Waiting for some rome pros to come in and help you out, but it looks pretty centered on the boot to me. You may wanna push the heel hoop in and bump out the toe ramp a little more to offset. The boot will still be centered abd your toestrap wont be maxed (it actually looks pretty good to me).

The one thing that's a little weird, and I haven't ridden romes in a year, but your ankle strap, if that's cranked down, needs to be adjusted. 

There are a LOT of teeth showing on that ladder.

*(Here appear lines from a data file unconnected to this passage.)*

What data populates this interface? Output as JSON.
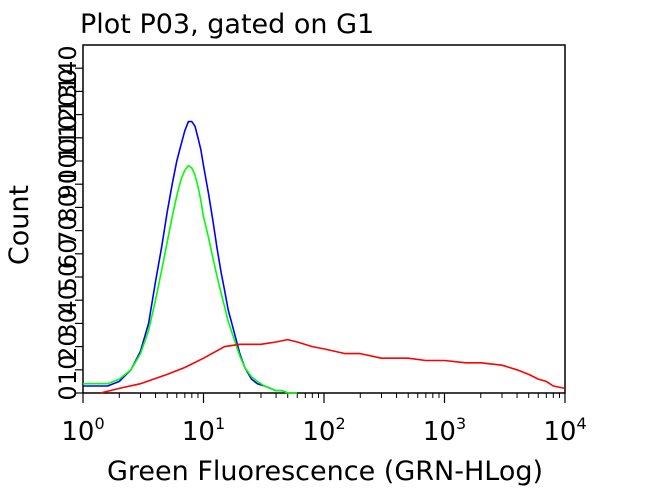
{
  "chart_data": {
    "type": "line",
    "title": "Plot P03, gated on G1",
    "xlabel": "Green Fluorescence (GRN-HLog)",
    "ylabel": "Count",
    "x_scale": "log",
    "xlim": [
      1,
      10000
    ],
    "ylim": [
      0,
      150
    ],
    "x_ticks": [
      {
        "value": 1,
        "base": "10",
        "exp": "0"
      },
      {
        "value": 10,
        "base": "10",
        "exp": "1"
      },
      {
        "value": 100,
        "base": "10",
        "exp": "2"
      },
      {
        "value": 1000,
        "base": "10",
        "exp": "3"
      },
      {
        "value": 10000,
        "base": "10",
        "exp": "4"
      }
    ],
    "y_ticks": [
      {
        "value": 0,
        "label": "0"
      },
      {
        "value": 10,
        "label": "10"
      },
      {
        "value": 20,
        "label": "20"
      },
      {
        "value": 30,
        "label": "30"
      },
      {
        "value": 40,
        "label": "40"
      },
      {
        "value": 50,
        "label": "50"
      },
      {
        "value": 60,
        "label": "60"
      },
      {
        "value": 70,
        "label": "70"
      },
      {
        "value": 80,
        "label": "80"
      },
      {
        "value": 90,
        "label": "90"
      },
      {
        "value": 100,
        "label": "100"
      },
      {
        "value": 110,
        "label": "110"
      },
      {
        "value": 120,
        "label": "120"
      },
      {
        "value": 130,
        "label": "130"
      },
      {
        "value": 140,
        "label": "140"
      }
    ],
    "series": [
      {
        "color": "#0000ff",
        "x": [
          1,
          1.3,
          1.6,
          2,
          2.5,
          3,
          3.5,
          4,
          4.5,
          5,
          5.5,
          6,
          6.5,
          7,
          7.5,
          8,
          8.5,
          9,
          9.5,
          10,
          11,
          12,
          13,
          14,
          15,
          16,
          18,
          20,
          22,
          25,
          28,
          32,
          36,
          40,
          45,
          50
        ],
        "y": [
          3,
          3,
          3,
          5,
          10,
          18,
          30,
          48,
          63,
          78,
          90,
          100,
          107,
          113,
          117,
          117,
          115,
          110,
          105,
          98,
          86,
          74,
          62,
          52,
          44,
          36,
          26,
          17,
          11,
          6,
          4,
          3,
          2,
          1,
          1,
          0
        ]
      },
      {
        "color": "#00ff00",
        "x": [
          1,
          1.3,
          1.6,
          2,
          2.5,
          3,
          3.5,
          4,
          4.5,
          5,
          5.5,
          6,
          6.5,
          7,
          7.5,
          8,
          8.5,
          9,
          9.5,
          10,
          11,
          12,
          13,
          14,
          15,
          16,
          18,
          20,
          22,
          25,
          28,
          32,
          36,
          40,
          45,
          50,
          60
        ],
        "y": [
          4,
          4,
          4,
          6,
          10,
          17,
          27,
          40,
          53,
          65,
          76,
          85,
          92,
          96,
          98,
          97,
          94,
          89,
          83,
          76,
          67,
          58,
          50,
          43,
          37,
          31,
          23,
          16,
          11,
          7,
          5,
          3,
          2,
          1,
          1,
          0,
          0
        ]
      },
      {
        "color": "#ff0000",
        "x": [
          1.4,
          2,
          3,
          5,
          7,
          10,
          15,
          20,
          30,
          40,
          50,
          60,
          80,
          100,
          150,
          200,
          300,
          500,
          700,
          1000,
          1500,
          2000,
          3000,
          4000,
          5000,
          6000,
          7000,
          8000,
          10000
        ],
        "y": [
          0,
          2,
          4,
          8,
          11,
          15,
          20,
          21,
          21,
          22,
          23,
          22,
          20,
          19,
          17,
          17,
          15,
          15,
          14,
          14,
          13,
          13,
          12,
          10,
          8,
          6,
          5,
          3,
          2
        ]
      }
    ],
    "grid": false,
    "legend": "none"
  }
}
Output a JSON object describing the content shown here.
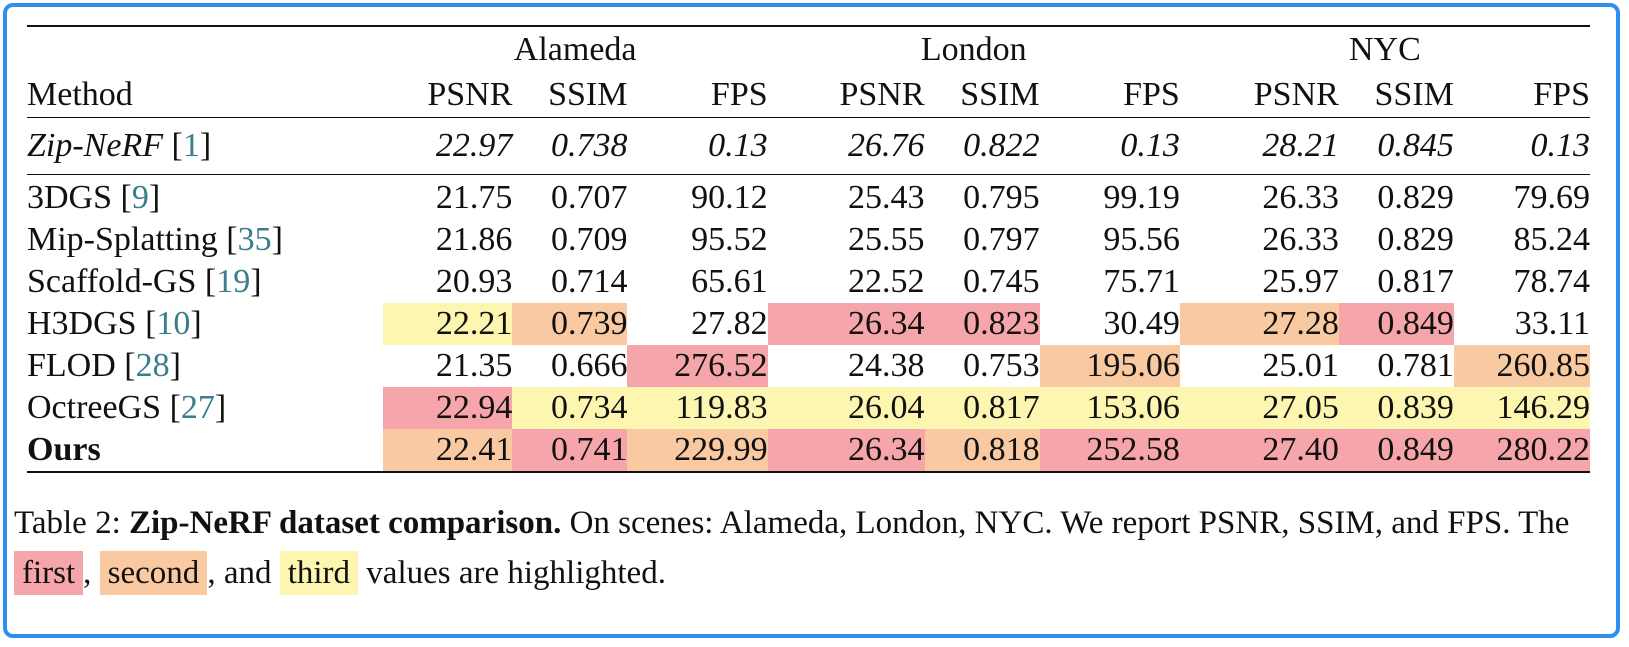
{
  "table": {
    "scenes": [
      "Alameda",
      "London",
      "NYC"
    ],
    "method_header": "Method",
    "metrics": [
      "PSNR",
      "SSIM",
      "FPS"
    ],
    "rows": [
      {
        "method": "Zip-NeRF",
        "cite": "1",
        "style": "italic",
        "values": [
          "22.97",
          "0.738",
          "0.13",
          "26.76",
          "0.822",
          "0.13",
          "28.21",
          "0.845",
          "0.13"
        ],
        "highlight": [
          "",
          "",
          "",
          "",
          "",
          "",
          "",
          "",
          ""
        ]
      },
      {
        "method": "3DGS",
        "cite": "9",
        "values": [
          "21.75",
          "0.707",
          "90.12",
          "25.43",
          "0.795",
          "99.19",
          "26.33",
          "0.829",
          "79.69"
        ],
        "highlight": [
          "",
          "",
          "",
          "",
          "",
          "",
          "",
          "",
          ""
        ]
      },
      {
        "method": "Mip-Splatting",
        "cite": "35",
        "values": [
          "21.86",
          "0.709",
          "95.52",
          "25.55",
          "0.797",
          "95.56",
          "26.33",
          "0.829",
          "85.24"
        ],
        "highlight": [
          "",
          "",
          "",
          "",
          "",
          "",
          "",
          "",
          ""
        ]
      },
      {
        "method": "Scaffold-GS",
        "cite": "19",
        "values": [
          "20.93",
          "0.714",
          "65.61",
          "22.52",
          "0.745",
          "75.71",
          "25.97",
          "0.817",
          "78.74"
        ],
        "highlight": [
          "",
          "",
          "",
          "",
          "",
          "",
          "",
          "",
          ""
        ]
      },
      {
        "method": "H3DGS",
        "cite": "10",
        "values": [
          "22.21",
          "0.739",
          "27.82",
          "26.34",
          "0.823",
          "30.49",
          "27.28",
          "0.849",
          "33.11"
        ],
        "highlight": [
          "third",
          "second",
          "",
          "first",
          "first",
          "",
          "second",
          "first",
          ""
        ]
      },
      {
        "method": "FLOD",
        "cite": "28",
        "values": [
          "21.35",
          "0.666",
          "276.52",
          "24.38",
          "0.753",
          "195.06",
          "25.01",
          "0.781",
          "260.85"
        ],
        "highlight": [
          "",
          "",
          "first",
          "",
          "",
          "second",
          "",
          "",
          "second"
        ]
      },
      {
        "method": "OctreeGS",
        "cite": "27",
        "values": [
          "22.94",
          "0.734",
          "119.83",
          "26.04",
          "0.817",
          "153.06",
          "27.05",
          "0.839",
          "146.29"
        ],
        "highlight": [
          "first",
          "third",
          "third",
          "third",
          "third",
          "third",
          "third",
          "third",
          "third"
        ]
      },
      {
        "method": "Ours",
        "cite": "",
        "style": "bold",
        "values": [
          "22.41",
          "0.741",
          "229.99",
          "26.34",
          "0.818",
          "252.58",
          "27.40",
          "0.849",
          "280.22"
        ],
        "highlight": [
          "second",
          "first",
          "second",
          "first",
          "second",
          "first",
          "first",
          "first",
          "first"
        ]
      }
    ]
  },
  "caption": {
    "label": "Table 2:",
    "title": "Zip-NeRF dataset comparison.",
    "text1": "On scenes: Alameda, London, NYC. We report PSNR, SSIM, and FPS. The",
    "first": "first",
    "sep1": ",",
    "second": "second",
    "sep2": ", and",
    "third": "third",
    "text2": "values are highlighted."
  },
  "colors": {
    "first": "#f6a5aa",
    "second": "#f9c9a1",
    "third": "#fdf6b0",
    "frame": "#2f8ff0",
    "citation": "#3a7d8c"
  }
}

Someone correct me if I'm wrong.


----------



## EatMyTracers (Sep 26, 2012)

If you are wondering if you can make you boots fit better somehow, then there is a good chance you can't. I had the same problem and just ended up returning mine for flux dmcc lights.


----------



## Supra (Jan 11, 2012)

okay, number 1, put your foot in your boot first. It won't change much for the toe strap but will for the ankle strap (since you will tighten the boot down).
Next, your toe strap seems fine. on the ladder it seems cranked down fine. Your boot is on the large end of the scale so you have to max the strap out. It looks fine to me.
Your ankle strap seems too small though. I hope you can push it out a few adjustment holes more. Get it so the ratchet buckles down to the same length of ladder showing as the toe strap pictured.


----------



## phony_stark (Jul 2, 2011)

Whoops, I thought his foot was in the boot.


----------



## BurtonAvenger (Aug 14, 2007)

Looks more like you need to just center the toe/heel ramp than anything else.


----------